By the time it was over and Roman had staked Vlad, Claude had set him on fire with lightening, Roman had drained a good deal of his blood, and Kendra had done some terrifying fae magic that ripped all the blood from his body, Brier was so close to gone, I'd almost given up. That was when the witches must've broken their circle, cause within moments, Eric was by my side. He assessed the situation, asked what happened, and started feeding his blood to Brier. I wasn't expecting it, but it didn't come as a surprise either. I can feel what Eric feels through the bond and, even if it was all jumbley, he didn't want Brier permanently dead. I didn't object, not that it would've been my place to, but I don't think Brier would've wanted to be permanently dead either. He was far too much a part of the vampire world to object to becoming one, I think. Maybe I'm wrong, but I hope not.

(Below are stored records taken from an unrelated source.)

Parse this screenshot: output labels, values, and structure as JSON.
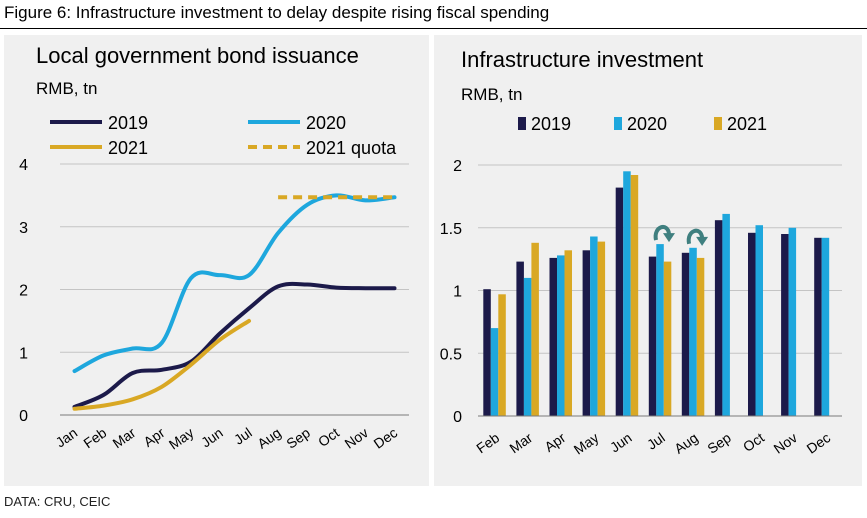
{
  "figure_title": "Figure 6: Infrastructure investment to delay despite rising fiscal spending",
  "source": "DATA: CRU, CEIC",
  "colors": {
    "c2019": "#1c1a4a",
    "c2020": "#1ea7dd",
    "c2021": "#d9a824",
    "panel_bg": "#f0f0f0",
    "grid": "#c4c4c4",
    "arrow": "#3f7f7f"
  },
  "chart_data": [
    {
      "type": "line",
      "title": "Local government bond issuance",
      "ylabel": "RMB, tn",
      "ylim": [
        0,
        4
      ],
      "yticks": [
        "0",
        "1",
        "2",
        "3",
        "4"
      ],
      "categories": [
        "Jan",
        "Feb",
        "Mar",
        "Apr",
        "May",
        "Jun",
        "Jul",
        "Aug",
        "Sep",
        "Oct",
        "Nov",
        "Dec"
      ],
      "grid": true,
      "legend": "top",
      "series": [
        {
          "name": "2019",
          "color": "#1c1a4a",
          "values": [
            0.13,
            0.32,
            0.67,
            0.72,
            0.85,
            1.3,
            1.7,
            2.05,
            2.08,
            2.03,
            2.02,
            2.02
          ]
        },
        {
          "name": "2020",
          "color": "#1ea7dd",
          "values": [
            0.7,
            0.95,
            1.06,
            1.15,
            2.18,
            2.23,
            2.23,
            2.9,
            3.35,
            3.5,
            3.42,
            3.47
          ]
        },
        {
          "name": "2021",
          "color": "#d9a824",
          "values": [
            0.1,
            0.15,
            0.25,
            0.45,
            0.8,
            1.2,
            1.5,
            null,
            null,
            null,
            null,
            null
          ]
        },
        {
          "name": "2021 quota",
          "color": "#d9a824",
          "dashed": true,
          "values": [
            null,
            null,
            null,
            null,
            null,
            null,
            null,
            3.47,
            3.47,
            3.47,
            3.47,
            3.47
          ]
        }
      ]
    },
    {
      "type": "bar",
      "title": "Infrastructure investment",
      "ylabel": "RMB, tn",
      "ylim": [
        0,
        2
      ],
      "yticks": [
        "0",
        "0.5",
        "1",
        "1.5",
        "2"
      ],
      "categories": [
        "Feb",
        "Mar",
        "Apr",
        "May",
        "Jun",
        "Jul",
        "Aug",
        "Sep",
        "Oct",
        "Nov",
        "Dec"
      ],
      "grid": true,
      "legend": "top",
      "series": [
        {
          "name": "2019",
          "color": "#1c1a4a",
          "values": [
            1.01,
            1.23,
            1.26,
            1.32,
            1.82,
            1.27,
            1.3,
            1.56,
            1.46,
            1.45,
            1.42
          ]
        },
        {
          "name": "2020",
          "color": "#1ea7dd",
          "values": [
            0.7,
            1.1,
            1.28,
            1.43,
            1.95,
            1.37,
            1.34,
            1.61,
            1.52,
            1.5,
            1.42
          ]
        },
        {
          "name": "2021",
          "color": "#d9a824",
          "values": [
            0.97,
            1.38,
            1.32,
            1.39,
            1.92,
            1.23,
            1.26,
            null,
            null,
            null,
            null
          ]
        }
      ],
      "annotations": [
        {
          "type": "down-arrow",
          "category": "Jul"
        },
        {
          "type": "down-arrow",
          "category": "Aug"
        }
      ]
    }
  ]
}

I don't know what comes next, for any of us. We have Dracula locked in a coffin, we're still in New Orleans, Brier will be dead for the next couple days and then a vampire, the fairies seemed pretty well tapped out. Someone has to tell @BrookeFerrior what happened. Her husband died saving me, so I should probably be the one to do that, but I want to check with Eric first, see what he says. @VampyJo and @WerepireLucian have their kids to get home to also, and that's just the basics. We don't know what the fallout from this will be. Roman apparently has a long-lost brother to catch up with, even if I'm not sure I actually trust @JulianAjax_, given how fast he switched sides. I owe my own brother a call too, since I never got around to that, but as far as family goes, I think I need to dig a bit deeper.
After my recent discussions with Claude about our family and after having met @SkyPrinceNiall, I'm actually considering Claude's advice to visit faery. Eric would hate it, I know that already, but Claude said that's the only way my powers are really going to grow. Maybe embracing that part of me, like I've started embracing my telepathy, isn't a bad idea.
I felt powerless last night. A good friend died to protect me when I couldn't protect myself. I don't know what it'll take, but I never want to be that powerless again.